In any case, the whole cycle ends with only 9 vector instructions, compared to 12 for the sum_int version sum_int generated by the compiler. He probably did not notice the general subexpressions x*initial_guess(x) that occur in the Newton-Raphson iteration formula when you multiply the result by x or something like that. It also does extra mulps instead of psrld because it does * 0.5 before converting to int. Thus, where the additional two mulps instructions come from, and there cmpps / blendvps.
sum_int_avx(float*): vpxor ymm3, ymm3, ymm3 xor eax, eax vbroadcastss ymm0, dword ptr [rip + .LCPI4_0] ; set1(0.5) vbroadcastss ymm1, dword ptr [rip + .LCPI4_1] ; set1(3.0) vpbroadcastd ymm2, dword ptr [rip + .LCPI4_2] ; set1(63) LBB4_1: ; latencies vaddps ymm4, ymm0, ymmword ptr [rdi + 4*rax] ; 3c vrsqrtps ymm5, ymm4 ; 7c vmulps ymm4, ymm4, ymm5 ; x*nr ; 5c vfnmadd213ps ymm5, ymm4, ymm1 ; 5c vmulps ymm4, ymm4, ymm5 ; 5c vcvttps2dq ymm4, ymm4 ; 3c vpsrld ymm4, ymm4, 1 ; 1c this would be a mulps (but not on the critical path) if we did this in the FP domain vpminsd ymm4, ymm4, ymm2 ; 1c vpaddd ymm3, ymm4, ymm3 ; 1c ; ... (those 9 insns repeated: loop unrolling) add rax, 16 cmp rax, 4096 jl .LBB4_1 ;... horizontal sum
IACA believes that indiscriminately, Haswell can maintain the throughput of one iteration in 4.15 cycles, a bottleneck on ports 0 and 1. Thus, you could shave the cycle by accumulating sqrt (x) * 2 (truncating to even numbers using _mm256_and_si256 ) and divide only into two outside the loop.
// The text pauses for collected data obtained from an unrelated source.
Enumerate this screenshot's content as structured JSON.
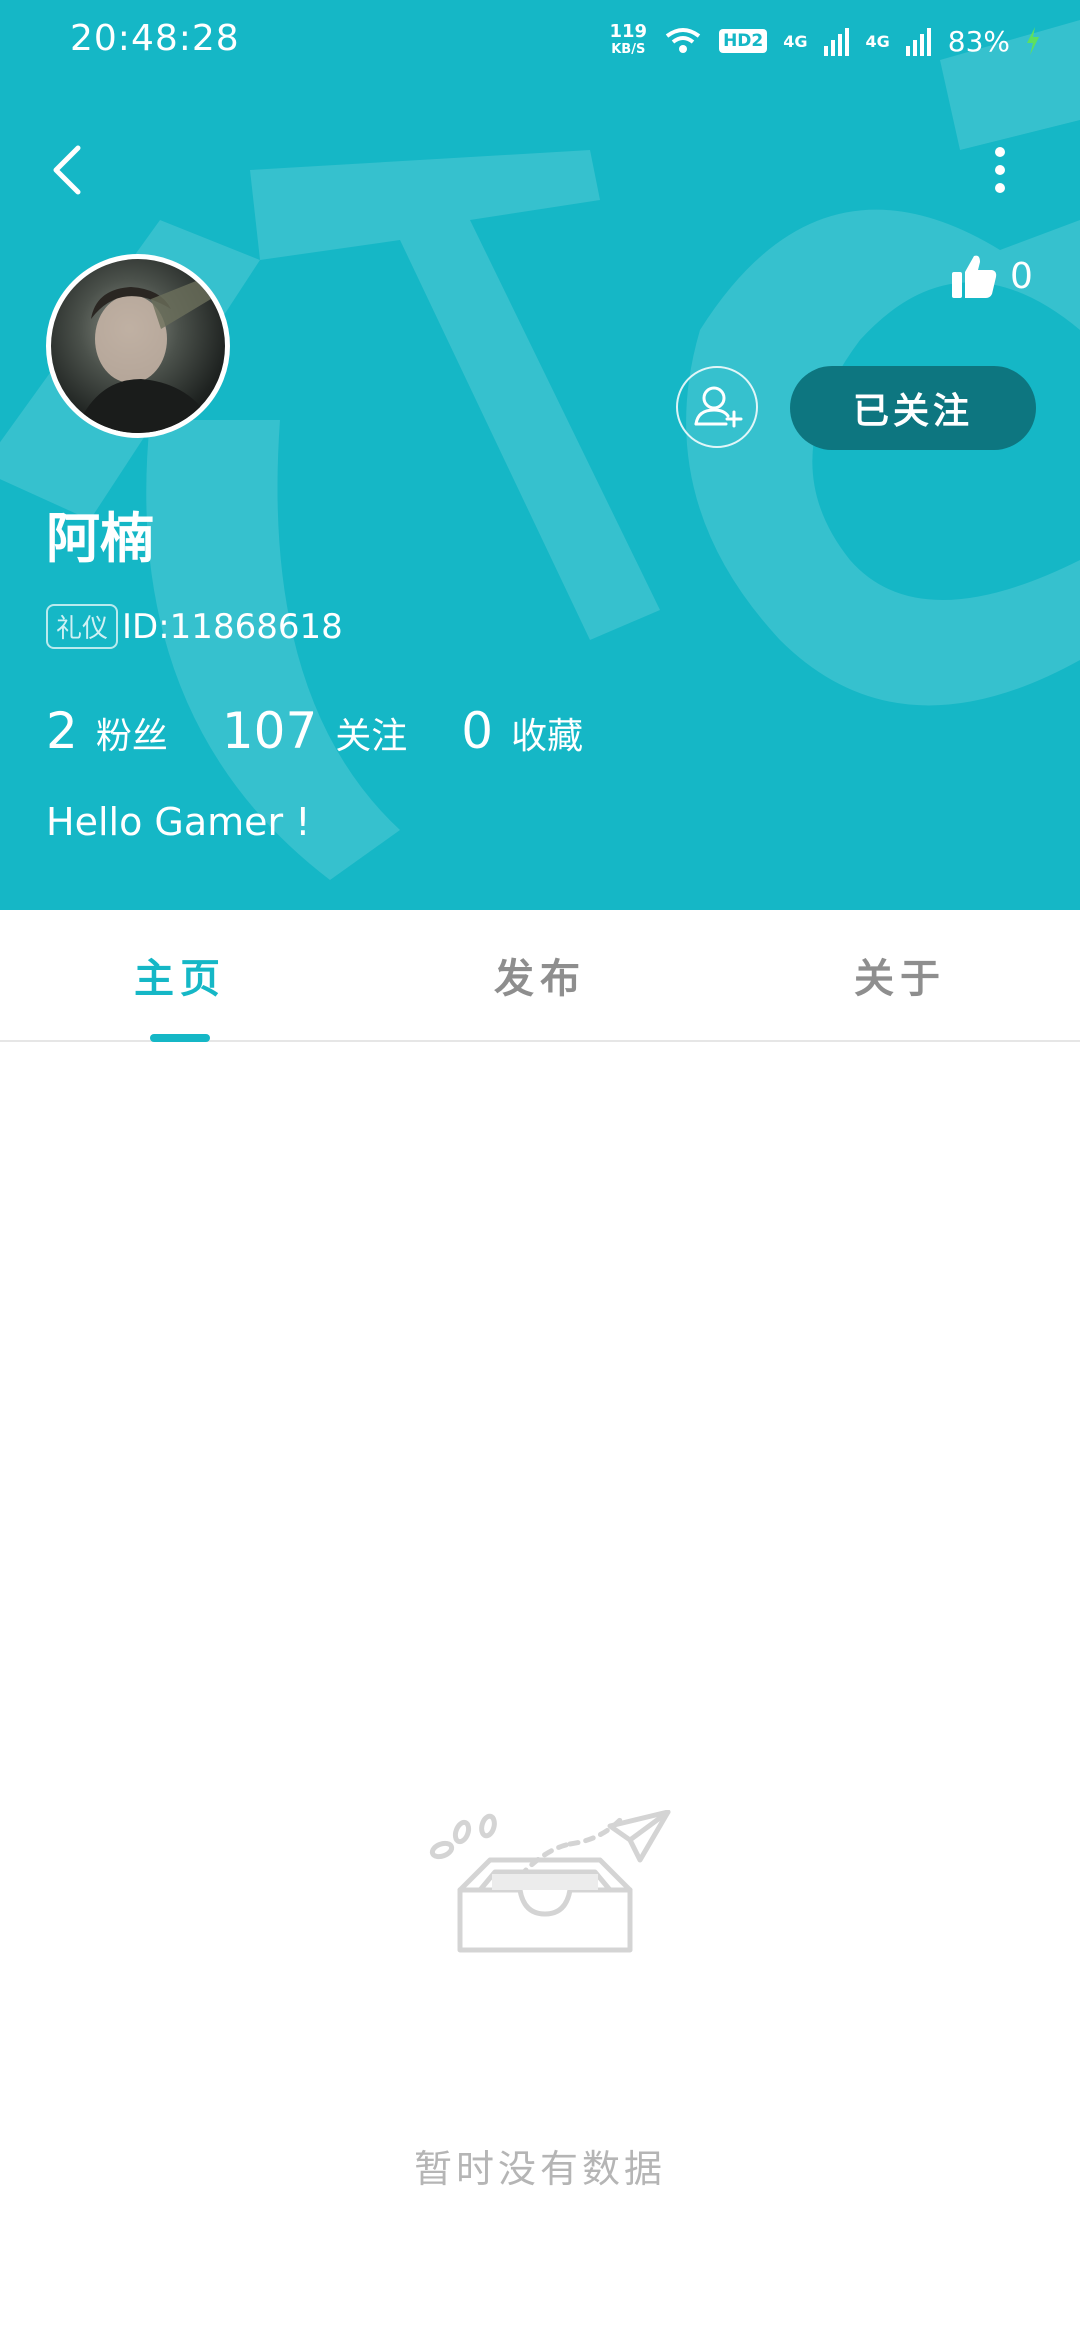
{
  "status_bar": {
    "time": "20:48:28",
    "speed_value": "119",
    "speed_unit": "KB/S",
    "hd_label": "HD2",
    "network_1": "4G",
    "network_2": "4G",
    "battery_percent": "83%"
  },
  "header": {
    "back_icon": "chevron-left-icon",
    "more_icon": "more-vertical-icon",
    "background_color": "#15b7c6"
  },
  "profile": {
    "name": "阿楠",
    "tag": "礼仪",
    "id_text": "ID:11868618",
    "likes": "0",
    "follow_button_label": "已关注",
    "bio": "Hello Gamer !",
    "stats": [
      {
        "value": "2",
        "label": "粉丝"
      },
      {
        "value": "107",
        "label": "关注"
      },
      {
        "value": "0",
        "label": "收藏"
      }
    ]
  },
  "tabs": [
    {
      "label": "主页",
      "active": true
    },
    {
      "label": "发布",
      "active": false
    },
    {
      "label": "关于",
      "active": false
    }
  ],
  "empty_state": {
    "message": "暂时没有数据",
    "icon": "empty-inbox-icon"
  }
}
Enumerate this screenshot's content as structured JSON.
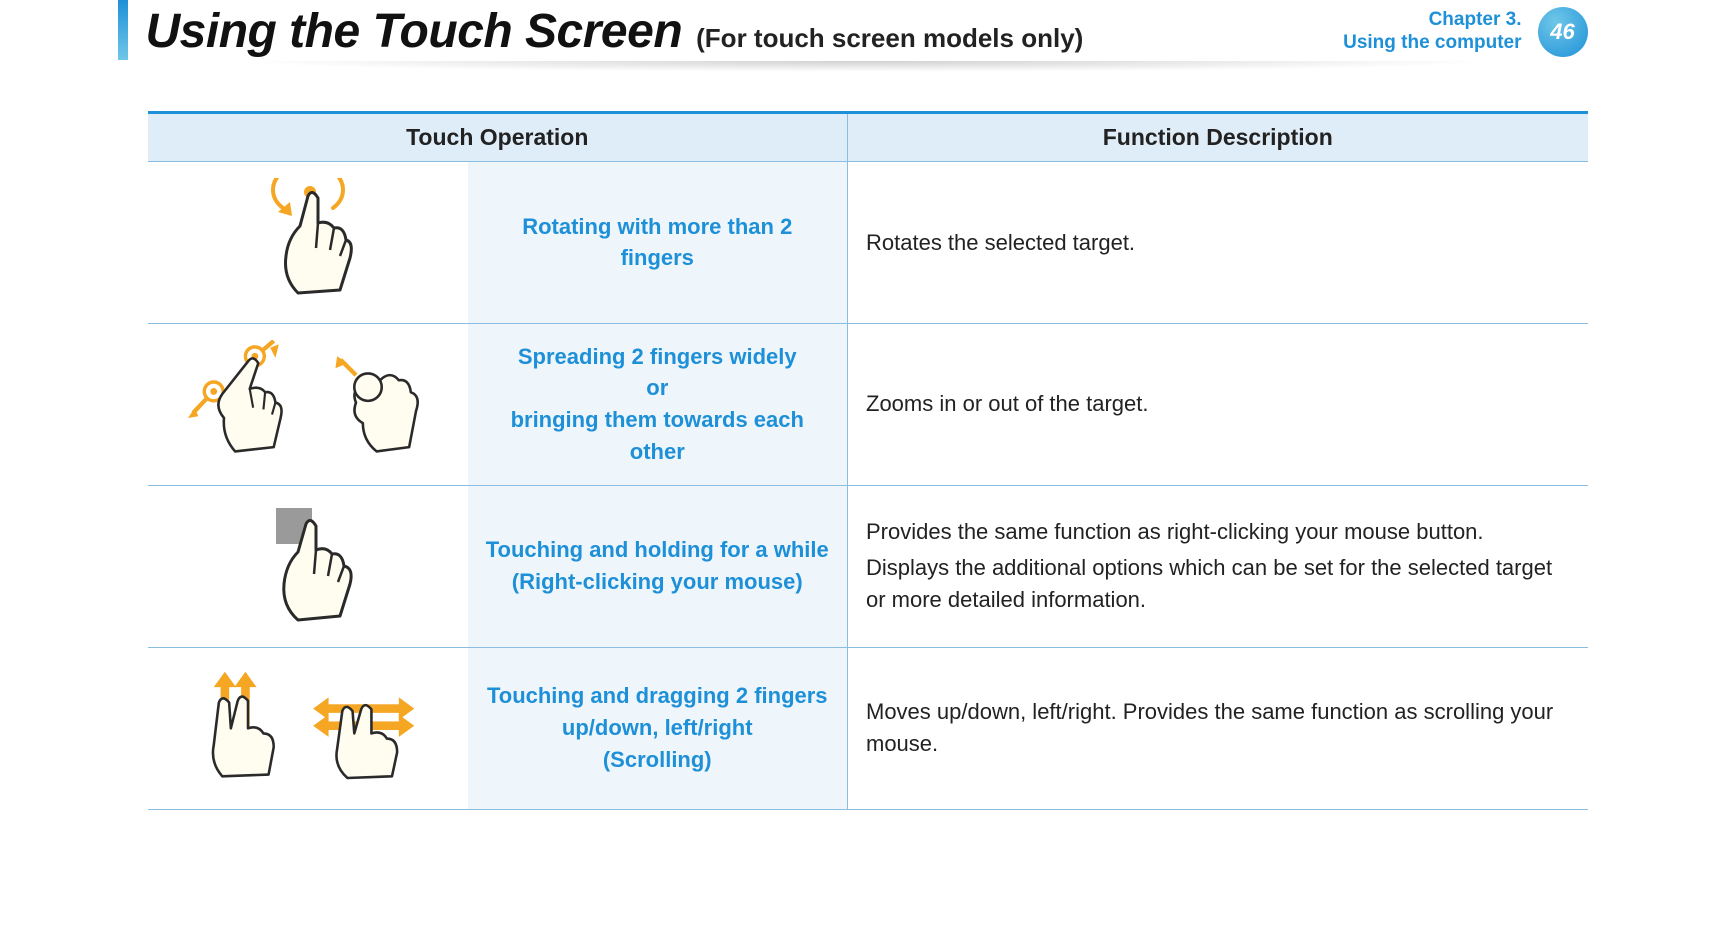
{
  "header": {
    "title": "Using the Touch Screen",
    "subtitle": "(For touch screen models only)",
    "chapter_line1": "Chapter 3.",
    "chapter_line2": "Using the computer",
    "page_number": "46"
  },
  "table": {
    "col1": "Touch Operation",
    "col2": "Function Description",
    "rows": [
      {
        "operation": "Rotating with more than 2 fingers",
        "description": [
          "Rotates the selected target."
        ]
      },
      {
        "operation": "Spreading 2 fingers widely\nor\nbringing them towards each other",
        "description": [
          "Zooms in or out of the target."
        ]
      },
      {
        "operation": "Touching and holding for a while\n(Right-clicking your mouse)",
        "description": [
          "Provides the same function as right-clicking your mouse button.",
          "Displays the additional options which can be set for the selected target or more detailed information."
        ]
      },
      {
        "operation": "Touching and dragging 2 fingers up/down, left/right\n(Scrolling)",
        "description": [
          "Moves up/down, left/right. Provides the same function as scrolling your mouse."
        ]
      }
    ]
  }
}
Also, according to IACA, the latency of one iteration is 38 cycles per Haswell. I only get 31c, so it probably includes L1 download latency or something else. In any case, this means that in order to saturate the execution units, operations with 8 iterations must be in flight immediately. These are 8 * ~ 14 invalid domains uops = 112 unused-uops (or less with clang unroll), which should be in flight immediately. Haswell's planner is actually only 60 entries, but ROB has 192 entries . The early steps from the early iterations have already been completed, so they need to be tracked only in ROB, not in the scheduler. However, many of the slow uops are at the beginning of each iteration. Nevertheless, there is reason to hope that this will approach saturating ports 0 and 1. If data does not burn in L1 cache, cache / memory bandwidth is likely to be a bottleneck.
Alternating multiple chains of segments would also be better. When clang expands, it places all 9 instructions for one iteration before all 9 instructions for another iteration. It uses a surprisingly small number of registers, so one could have instructions for 2 or 4 iterations mixed together. This is what compilers should be good about, but which are cumbersome for people.: /
It would also be slightly more efficient if the compiler opted for single-mode addressing, so the load could be combined using vaddps . gcc does this.